Poco pareció importarles que, en la novela, Molina tuviese cuarenta años y Arregui veinticinco.
Menos aún que Babenco no hablara inglés y que Hurt hubiese detestado Pixote y que todos en el
set estuvieran al tanto de que Puig detestaba el guión tanto como al director y al actor principal (la
película se filmó en Brasil y Puig vivía allí desde 1980). Al segundo día de rodaje, Babenco y Hurt
casi se trompean y no se dirigieron más la palabra. Hurt dirigió sus escenas y también la actuación
de Juliá. Babenco sólo pudo encargarse de las breves (e interminables) secuencias kitsch con
Sonia Braga. Cuando la película estaba en montaje en Los Angeles, a Babenco le diagnosticaron
un cáncer: creyendo que se moría, prefirió volverse a Brasil con su familia y dejó la película en
manos de los montajistas. Nadie podía creerlo cuando la semihuérfana copia terminada empezó a
cosechar premios, desde Cannes hasta la noche de los Oscar.

Puig no había querido ir ni al estreno brasileño. En una fallida cena organizada por los productores,
Hurt le había confesado que, en sus años escolares, una pandilla de compañeros de curso le
habían dado una paliza y que ésa era la matriz que había usado para componer el personaje de
Molina. Puig contestó por lo bajo que Hurt nunca comprendería “cómo uno podía amar a esos
muchachos que te golpean en el patio”. En una carta que le escribe a Cabrera Infante es más
enfático aún: “Mataron el núcleo de la historia, que era la alegría de vivir y el humor de Molina. Hurt
está tan torturado y neurótico como en la vida real. El pobre Juliá está mejor, a pesar de que su
personaje casi no existe. Dudo que lo poco que queda conmueva a la gente”. Traicionado por
Hollywood, Puig se ilusionó con una revancha en Broadway y asistió a una reunión en Nueva York
con Hal Prince, responsable de las versiones musicales de Cabaret y Chicago e interesado en
hacer lo mismo con El Beso de la Mujer Araña. Según Prince, Puig lo trató con recelo hasta que él
dio a entender que la película no le había gustado nada: segundos después, el tímido escritor
escenificaba por toda la sala de reunión cómo debían ser los cuadros del musical.
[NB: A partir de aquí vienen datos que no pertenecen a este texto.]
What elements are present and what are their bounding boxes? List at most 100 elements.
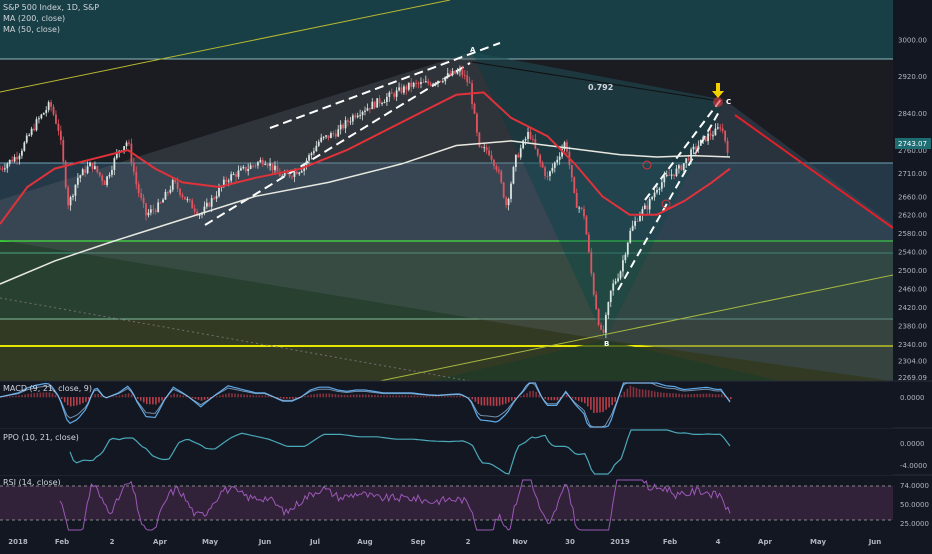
macd-histogram-bar: [70, 397, 72, 407]
macd-histogram-bar: [97, 394, 99, 397]
candle-body: [447, 73, 449, 77]
zone-top: [0, 0, 893, 59]
macd-histogram-bar: [365, 395, 367, 398]
macd-histogram-bar: [325, 394, 327, 398]
candle-body: [624, 255, 626, 261]
y-tick-label: 2660.00: [898, 193, 927, 201]
macd-histogram-bar: [444, 396, 446, 397]
macd-histogram-bar: [359, 395, 361, 398]
macd-histogram-bar: [602, 397, 604, 412]
x-tick-label: Feb: [663, 538, 677, 546]
candle-body: [315, 146, 317, 151]
macd-histogram-bar: [471, 397, 473, 399]
macd-histogram-bar: [694, 394, 696, 397]
macd-histogram-bar: [341, 395, 343, 398]
candle-body: [38, 118, 40, 119]
macd-histogram-bar: [478, 397, 480, 404]
candle-body: [143, 198, 145, 204]
candle-body: [50, 102, 52, 107]
macd-histogram-bar: [441, 396, 443, 397]
macd-histogram-bar: [374, 395, 376, 397]
macd-histogram-bar: [420, 396, 422, 397]
macd-histogram-bar: [122, 395, 124, 398]
macd-histogram-bar: [557, 397, 559, 400]
y-tick-label: 3000.00: [898, 36, 927, 44]
macd-histogram-bar: [155, 397, 157, 404]
candle-body: [717, 127, 719, 128]
ppo-panel: PPO (10, 21, close) 0.0000 -4.0000: [0, 429, 927, 475]
x-tick-label: 2: [466, 538, 471, 546]
candle-body: [272, 163, 274, 170]
macd-histogram-bar: [678, 394, 680, 397]
macd-histogram-bar: [43, 392, 45, 397]
macd-histogram-bar: [335, 394, 337, 397]
candle-body: [6, 164, 8, 169]
candle-body: [362, 112, 364, 115]
candle-body: [605, 315, 607, 333]
macd-histogram-bar: [633, 387, 635, 397]
candle-body: [551, 168, 553, 171]
candle-body: [140, 193, 142, 197]
ppo-zero-label: 0.0000: [900, 440, 925, 448]
macd-histogram-bar: [535, 392, 537, 397]
macd-histogram-bar: [718, 394, 720, 397]
macd-histogram-bar: [116, 396, 118, 397]
candle-body: [352, 115, 354, 121]
macd-histogram-bar: [15, 396, 17, 398]
y-tick-label: 2460.00: [898, 286, 927, 294]
macd-histogram-bar: [514, 397, 516, 399]
candle-body: [311, 153, 313, 155]
candle-body: [53, 107, 55, 115]
candle-body: [247, 169, 249, 171]
macd-histogram-bar: [249, 395, 251, 397]
macd-histogram-bar: [262, 396, 264, 398]
macd-histogram-bar: [140, 397, 142, 401]
candle-body: [483, 147, 485, 148]
candle-body: [707, 134, 709, 142]
macd-histogram-bar: [484, 397, 486, 405]
candle-body: [14, 157, 16, 162]
macd-histogram-bar: [660, 392, 662, 397]
candle-body: [328, 135, 330, 138]
candle-body: [2, 169, 4, 170]
candle-body: [693, 147, 695, 150]
y-tick-label: 2340.00: [898, 341, 927, 349]
candle-body: [493, 160, 495, 166]
candle-body: [396, 90, 398, 96]
macd-histogram-bar: [593, 397, 595, 413]
candle-body: [318, 142, 320, 146]
candle-body: [590, 252, 592, 274]
candle-body: [668, 175, 670, 176]
candle-body: [588, 235, 590, 252]
candle-body: [109, 175, 111, 176]
macd-histogram-bar: [207, 397, 209, 399]
candle-body: [405, 86, 407, 89]
candle-body: [452, 71, 454, 75]
ppo-title: PPO (10, 21, close): [3, 433, 79, 442]
candle-body: [225, 180, 227, 182]
candle-body: [342, 125, 344, 129]
candle-body: [513, 167, 515, 184]
macd-histogram-bar: [55, 395, 57, 398]
candle-body: [610, 291, 612, 303]
candle-body: [464, 75, 466, 76]
candle-body: [294, 172, 296, 177]
candle-body: [542, 162, 544, 167]
candle-body: [174, 180, 176, 182]
candle-body: [646, 205, 648, 209]
macd-histogram-bar: [608, 397, 610, 407]
macd-histogram-bar: [204, 397, 206, 400]
macd-histogram-bar: [286, 397, 288, 399]
macd-histogram-bar: [234, 394, 236, 398]
macd-histogram-bar: [362, 395, 364, 398]
macd-histogram-bar: [377, 395, 379, 397]
candle-body: [607, 302, 609, 315]
candle-body: [123, 146, 125, 150]
candle-body: [408, 83, 410, 90]
candle-body: [600, 325, 602, 330]
macd-histogram-bar: [161, 397, 163, 401]
macd-histogram-bar: [316, 394, 318, 397]
candle-body: [23, 143, 25, 151]
macd-histogram-bar: [383, 396, 385, 398]
macd-histogram-bar: [368, 395, 370, 398]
Los que
conocían a Male, la madre de Puig, decían que era el verdadero Manuel. Yo creo que no ha de
haber habido un Molina mejor que el encarnado por Puig en aquellas oficinas del centro de
Manhattan.

Pero la Maldición de la Mujer Defectuosa fue más fuerte: una sencilla operación de vesícula
terminó matando de manera absurda a Puig en Cuernavaca. Mientras tanto, en Nueva York, Prince
cambiaba una y otra vez de enfoque y guionista, acumulando un rojo de dos millones de dólares en
el banco cuando por fin estrenó en Broadway. En el camino, había traicionado las promesas
hechas a Puig en aquella reunión en Manha-ttan. Si Hurt había desvirtuado al Molina original, el
musical lo sometió a una indignidad mayor: lo desterró a personaje secundario. Quienes hayan
visto la película recordarán que Sonia Braga aparecía tres o cuatro veces “corporizando” los
melodramas que Molina le contaba a Arregui. En el musical, ése es el papel descollante: el que
tiene los mejores cuadros, las mejores canciones, el vestuario más impactante, el máximo tiempo
sobre el escenario. Todo lo que hacía inolvidable a Molina en la novela, en el musical lo hace no
una mujer defectuosa sino una potra.

Esa paradoja es el triste final, el castigo que sufrió El Beso de la Mujer Araña: que una obra que
celebraba como ninguna otra el encanto, el coraje y la nobleza de los gays feos, patéticos y
anónimos terminara teniendo como protagonista-fetiche a una mujer despampanante. El día en que
le den ese papel y el de Molina a un mismo actor, el día en que alguien sobre un escenario haga lo
que hizo Manuel Puig para Hal Prince en aquellas oficinas en el centro de Manhattan, terminará de
cerrarse el círculo y quizás así se extinga por fin la Maldición de la Mujer Defectuosa.